The chief executive of KBC Ireland, Wim Verbraeken, told the Irish Independent that he agreed with a warning from the Central Bank’s Sharon Donnery against so called “write backs”.
Economically, things are improving on the ground here, but trends have yet to be proven over the longer term, he said.
House prices have risen faster than anticipated in 2014 but the retail and hospitality sectors are struggling, Mr Verbraeken said.
KBC has taken a conservative approach to the impact of rising asset values, he added.
The bank took €47m in impairments – money set aside to cover losses – on its boom-era business and home loans in the three months to the end of September.
That compared to €98m in the same period last year.
Two-thirds of the write downs related to business loans and one third is connected to mortgages, Mr Verbraeken.
KBC Ireland will launch a new suite of personal investment products on Monday, as the bank seeks to broaden its retail offering here.

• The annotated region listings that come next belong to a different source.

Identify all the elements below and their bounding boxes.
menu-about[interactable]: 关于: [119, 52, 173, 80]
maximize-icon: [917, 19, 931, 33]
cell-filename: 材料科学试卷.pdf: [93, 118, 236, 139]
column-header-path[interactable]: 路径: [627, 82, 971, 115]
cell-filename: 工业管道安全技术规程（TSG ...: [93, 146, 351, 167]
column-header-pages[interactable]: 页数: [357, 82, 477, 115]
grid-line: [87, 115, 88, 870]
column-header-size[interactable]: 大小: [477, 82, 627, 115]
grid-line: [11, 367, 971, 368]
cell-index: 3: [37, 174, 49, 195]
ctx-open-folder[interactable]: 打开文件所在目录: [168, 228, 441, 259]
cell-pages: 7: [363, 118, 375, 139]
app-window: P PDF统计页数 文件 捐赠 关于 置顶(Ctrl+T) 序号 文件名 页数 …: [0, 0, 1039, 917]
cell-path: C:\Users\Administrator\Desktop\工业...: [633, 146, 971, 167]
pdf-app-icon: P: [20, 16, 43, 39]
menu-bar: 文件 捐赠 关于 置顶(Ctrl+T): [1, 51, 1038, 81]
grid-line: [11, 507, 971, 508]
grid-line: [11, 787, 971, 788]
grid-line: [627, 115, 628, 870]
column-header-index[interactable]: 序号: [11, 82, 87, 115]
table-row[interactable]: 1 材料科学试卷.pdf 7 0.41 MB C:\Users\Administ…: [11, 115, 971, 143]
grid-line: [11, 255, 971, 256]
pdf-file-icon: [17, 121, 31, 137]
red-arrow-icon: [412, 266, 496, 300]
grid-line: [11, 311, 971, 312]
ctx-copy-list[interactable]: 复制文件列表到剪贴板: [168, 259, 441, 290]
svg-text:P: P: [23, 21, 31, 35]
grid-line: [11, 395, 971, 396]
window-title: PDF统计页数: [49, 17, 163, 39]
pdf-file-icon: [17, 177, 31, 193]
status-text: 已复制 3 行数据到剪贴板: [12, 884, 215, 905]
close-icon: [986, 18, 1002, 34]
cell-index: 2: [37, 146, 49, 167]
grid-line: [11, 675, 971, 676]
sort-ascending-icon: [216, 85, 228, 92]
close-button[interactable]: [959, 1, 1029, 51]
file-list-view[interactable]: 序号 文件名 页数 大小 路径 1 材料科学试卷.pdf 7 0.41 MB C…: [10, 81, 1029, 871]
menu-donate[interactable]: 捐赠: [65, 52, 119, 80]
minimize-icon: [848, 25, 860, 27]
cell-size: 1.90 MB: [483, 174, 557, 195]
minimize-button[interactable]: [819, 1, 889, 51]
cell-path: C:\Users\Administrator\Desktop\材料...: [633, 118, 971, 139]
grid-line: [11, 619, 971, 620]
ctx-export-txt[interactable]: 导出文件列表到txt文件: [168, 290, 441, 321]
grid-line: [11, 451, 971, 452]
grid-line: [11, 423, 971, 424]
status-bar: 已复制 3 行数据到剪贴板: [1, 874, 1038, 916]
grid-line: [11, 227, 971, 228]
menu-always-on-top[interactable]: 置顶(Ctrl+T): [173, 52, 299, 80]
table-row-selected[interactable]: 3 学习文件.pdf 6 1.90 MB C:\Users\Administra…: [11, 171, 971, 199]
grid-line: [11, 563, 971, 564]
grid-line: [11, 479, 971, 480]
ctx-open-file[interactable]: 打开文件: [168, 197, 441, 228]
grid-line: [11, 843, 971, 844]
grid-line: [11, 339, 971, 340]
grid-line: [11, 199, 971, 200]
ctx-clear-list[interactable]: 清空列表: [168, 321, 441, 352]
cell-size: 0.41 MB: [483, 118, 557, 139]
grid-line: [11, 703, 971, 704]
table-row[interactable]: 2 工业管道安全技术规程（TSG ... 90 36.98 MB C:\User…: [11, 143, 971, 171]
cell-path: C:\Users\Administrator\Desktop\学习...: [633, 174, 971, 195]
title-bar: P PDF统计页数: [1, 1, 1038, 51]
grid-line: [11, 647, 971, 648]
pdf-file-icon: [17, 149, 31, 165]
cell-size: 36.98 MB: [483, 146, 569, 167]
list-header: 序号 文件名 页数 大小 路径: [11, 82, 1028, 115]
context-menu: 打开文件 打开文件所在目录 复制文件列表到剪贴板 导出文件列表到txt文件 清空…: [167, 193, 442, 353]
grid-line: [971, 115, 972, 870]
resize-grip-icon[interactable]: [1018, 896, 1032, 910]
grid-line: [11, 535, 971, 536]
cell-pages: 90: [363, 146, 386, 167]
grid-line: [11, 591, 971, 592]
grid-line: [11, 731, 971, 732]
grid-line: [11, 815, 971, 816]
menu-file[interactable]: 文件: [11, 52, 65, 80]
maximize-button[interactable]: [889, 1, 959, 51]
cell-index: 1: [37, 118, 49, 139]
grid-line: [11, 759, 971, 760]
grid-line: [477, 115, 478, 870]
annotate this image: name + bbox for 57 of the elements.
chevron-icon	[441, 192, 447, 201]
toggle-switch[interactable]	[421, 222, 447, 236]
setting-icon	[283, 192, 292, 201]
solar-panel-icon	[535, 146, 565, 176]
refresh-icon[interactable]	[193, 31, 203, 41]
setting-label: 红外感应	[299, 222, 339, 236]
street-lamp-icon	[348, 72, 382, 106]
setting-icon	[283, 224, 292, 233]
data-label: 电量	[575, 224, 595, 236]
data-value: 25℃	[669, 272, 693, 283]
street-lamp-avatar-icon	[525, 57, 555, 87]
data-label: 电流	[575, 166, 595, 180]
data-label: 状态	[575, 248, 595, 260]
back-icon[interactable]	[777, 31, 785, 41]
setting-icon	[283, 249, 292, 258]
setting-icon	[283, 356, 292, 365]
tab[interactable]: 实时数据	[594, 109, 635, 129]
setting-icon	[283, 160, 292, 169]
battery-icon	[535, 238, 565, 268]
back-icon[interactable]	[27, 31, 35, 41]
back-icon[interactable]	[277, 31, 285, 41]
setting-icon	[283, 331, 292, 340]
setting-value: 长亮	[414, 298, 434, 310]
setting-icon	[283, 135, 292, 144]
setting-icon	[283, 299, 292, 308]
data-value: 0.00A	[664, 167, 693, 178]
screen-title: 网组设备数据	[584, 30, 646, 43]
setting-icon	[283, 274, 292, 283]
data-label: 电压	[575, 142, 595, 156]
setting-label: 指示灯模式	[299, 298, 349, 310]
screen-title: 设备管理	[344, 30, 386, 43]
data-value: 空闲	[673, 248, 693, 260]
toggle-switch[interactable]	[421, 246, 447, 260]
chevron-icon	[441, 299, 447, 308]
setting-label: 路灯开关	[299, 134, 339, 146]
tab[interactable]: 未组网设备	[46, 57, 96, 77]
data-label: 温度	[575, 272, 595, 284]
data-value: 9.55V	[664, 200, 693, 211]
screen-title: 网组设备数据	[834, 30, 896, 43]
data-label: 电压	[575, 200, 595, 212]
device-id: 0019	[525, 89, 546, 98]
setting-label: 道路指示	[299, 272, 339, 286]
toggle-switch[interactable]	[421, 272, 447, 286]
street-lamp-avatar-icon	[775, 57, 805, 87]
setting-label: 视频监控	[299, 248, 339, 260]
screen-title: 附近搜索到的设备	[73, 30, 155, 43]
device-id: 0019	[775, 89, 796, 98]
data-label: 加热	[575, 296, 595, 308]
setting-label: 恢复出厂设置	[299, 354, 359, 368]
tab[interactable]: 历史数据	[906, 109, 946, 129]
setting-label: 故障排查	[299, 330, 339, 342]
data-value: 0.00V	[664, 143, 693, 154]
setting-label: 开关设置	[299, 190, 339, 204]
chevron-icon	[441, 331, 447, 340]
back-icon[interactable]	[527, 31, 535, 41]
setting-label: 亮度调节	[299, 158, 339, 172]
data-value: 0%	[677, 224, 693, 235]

The plan is to use KBC’s existing network of branches, digital outlets and call centres to distribute products linked to parent KBC Group’s €100bn asset management business.
KBC Ireland reported a loss after tax and impairments of €14m for the three months to the end of September, compared to a loss of €51m in the same period last year.
Mr Verbraeken said its new investment products are being introduced in part as a response to the low interest rate environment, which are pushing down returns on ordinary savings.
KBC Group, based in Belgium, reiterated yesterday that a decision on the future of its Irish unit will be taken after the return to profit, which is expected to be in 2016.
In the meantime, its new investment products will be aimed at the broad market, rather than targeted at specific investor types.
KBC has opened new branches in Maynooth, Co Kildare, and Dundrum in Dublin with more expansion planned for next year.
Customers opened 30,000 new accounts in the nine months to the end of September and retail deposits rose to €3.3bn from €2.7bn, the bank said yesterday.
KBC said it had €14.6bn of Irish loans and mortgages at the end of September, down from €15bn at the end of the second quarter.
The bank said it expects loan losses of €150m to €200m in 2014, and of between €50m and €100m in 2015 and 2016.
Excluding losses on historic lending, KBC Ireland would have made a €477m profit in the three months to the end of Septmber.
Profits at KBC Group were €477m in the three months to the end of September.